The client is on the local PC and the back end is on a server.

Is the server acting as a FILE server? or is it a DB server with the BE format being ORACLE, SQL Server, MySQL, etc.? Having a bad index on a backend DB server won't kill you with an Access FE, the backend will just do big-time relation scans and never complain. (Rather, its slowness is the voice in the wilderness crying for help.)
 
Hello again The_Doc_Man. Thanks for persuing this.

The app uses the tabledef collection to determine what tables exist in the database. The tables themselves aren't opened until a retrieval is performed.

As far as I can tell, the problem is a database level. The BE databases are MS Access. I am moving over to Database Admin in a couple of weeks and I'm going to rewrite the front end and move the backend to SQL Server 2000. I have never liked the number of users (100s) using the BE databses but it has worked fine up until now. If I double click on any of the BE databases from explorer they take 10 minutes to open but only the first time in that day. Any subseqent 'openings' are instant and that's what I don't get. It's like the PC doesn't remember how to do it so tries everything. Then it cracks it and thinks 'best remeber how to do that next time'.

The tables are completely static, as you say they are historical. They seem to have good indexes and the retrieval run quickly. I have tried compacting and repairing, creating a new database and impoting all of the tables (i think this recreates the indexes). I tried moving to a new server but still no joy at all.

The relation scan thought is very interesting and might well explain why bigger databases take longer to open. I know that this problem is causing the server to be extremely active. Do you know what task sAccess performs during the opening of the database?

Thanks for your help, time and patience on this, I really appreciate it.
 
I have tried compacting and repairing, creating a new database and impoting all of the tables (i think this recreates the indexes).

Yes, it does.

I have never liked the number of users (100s) using the BE databses but it has worked fine up until now.

HUNDREDS of Access users in the same DB? If you have even 10% of those hundreds logged in simultaneously, that should cause Access to have major conniption fits. The .LDB file gets AWFULLY complex when you have big bunches of users. I concur with the switch to SQL Server if that's what you have.

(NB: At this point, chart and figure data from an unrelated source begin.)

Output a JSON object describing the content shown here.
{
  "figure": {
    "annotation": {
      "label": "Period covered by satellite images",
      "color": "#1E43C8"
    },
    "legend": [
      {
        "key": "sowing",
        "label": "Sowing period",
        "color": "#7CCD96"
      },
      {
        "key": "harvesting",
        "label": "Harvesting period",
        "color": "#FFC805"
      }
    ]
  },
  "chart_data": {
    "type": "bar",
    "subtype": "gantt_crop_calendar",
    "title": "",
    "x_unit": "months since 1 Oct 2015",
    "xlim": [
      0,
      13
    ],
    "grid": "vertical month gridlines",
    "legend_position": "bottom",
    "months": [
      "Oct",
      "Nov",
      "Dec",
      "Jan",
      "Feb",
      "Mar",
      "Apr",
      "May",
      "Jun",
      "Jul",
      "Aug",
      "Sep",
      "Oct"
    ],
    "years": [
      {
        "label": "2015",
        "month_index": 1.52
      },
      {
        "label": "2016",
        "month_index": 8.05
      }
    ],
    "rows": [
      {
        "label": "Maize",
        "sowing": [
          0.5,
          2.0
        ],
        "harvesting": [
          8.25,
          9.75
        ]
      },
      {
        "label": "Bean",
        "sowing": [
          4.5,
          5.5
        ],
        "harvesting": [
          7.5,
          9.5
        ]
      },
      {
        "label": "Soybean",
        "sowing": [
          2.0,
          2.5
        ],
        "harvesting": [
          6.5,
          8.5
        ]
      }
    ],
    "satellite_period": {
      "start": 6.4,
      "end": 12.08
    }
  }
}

Do you know what task sAccess performs during the opening of the database?

Not specifically. However, if I had to guess, I would need to validate my internal pointers to assure that they didn't run off the edge of the DB file. Whether it also checks all pointers for actually pointing to a record header (internal Access data structure), I don't know for sure. For big enough tables, this would be a significant hit. But beyond that, I couldn't say.

However, there is another thing to consider, and it is a startup issue. A WINDOWS LAUNCH issue, not specific to Access: How big is the swap file on each system having a FE?

One of the things that every Office task tries to do is adjust its size to match the size of the file in which it has to muck about. This means allocation and potential shuffling of your swap files. Windows allows swap files to be dynamically allocated and non-contiguous. But if the drives for the FE systems are badly fragmented, it might take forever for the swap file allocation to occur, and it would be as badly fragmented as the disk on which it resided. How often do you defrag the disks on which the FE resides? OR on which the swap file resides, if different. I don't think Access has to allocate as much space as the total database size, but they probably DO have to allocate enough space to manage the pointers, which WOULD be proportional to DB size. Believe it or not, bigger records helps here because it affects pointer efficiency. And that could indirectly be a bigger hit on a badly fragged disk with lots of short records.

Try cleaning obsolete files and defragging one of the disks hosting an FE. See if that system runs significantly faster.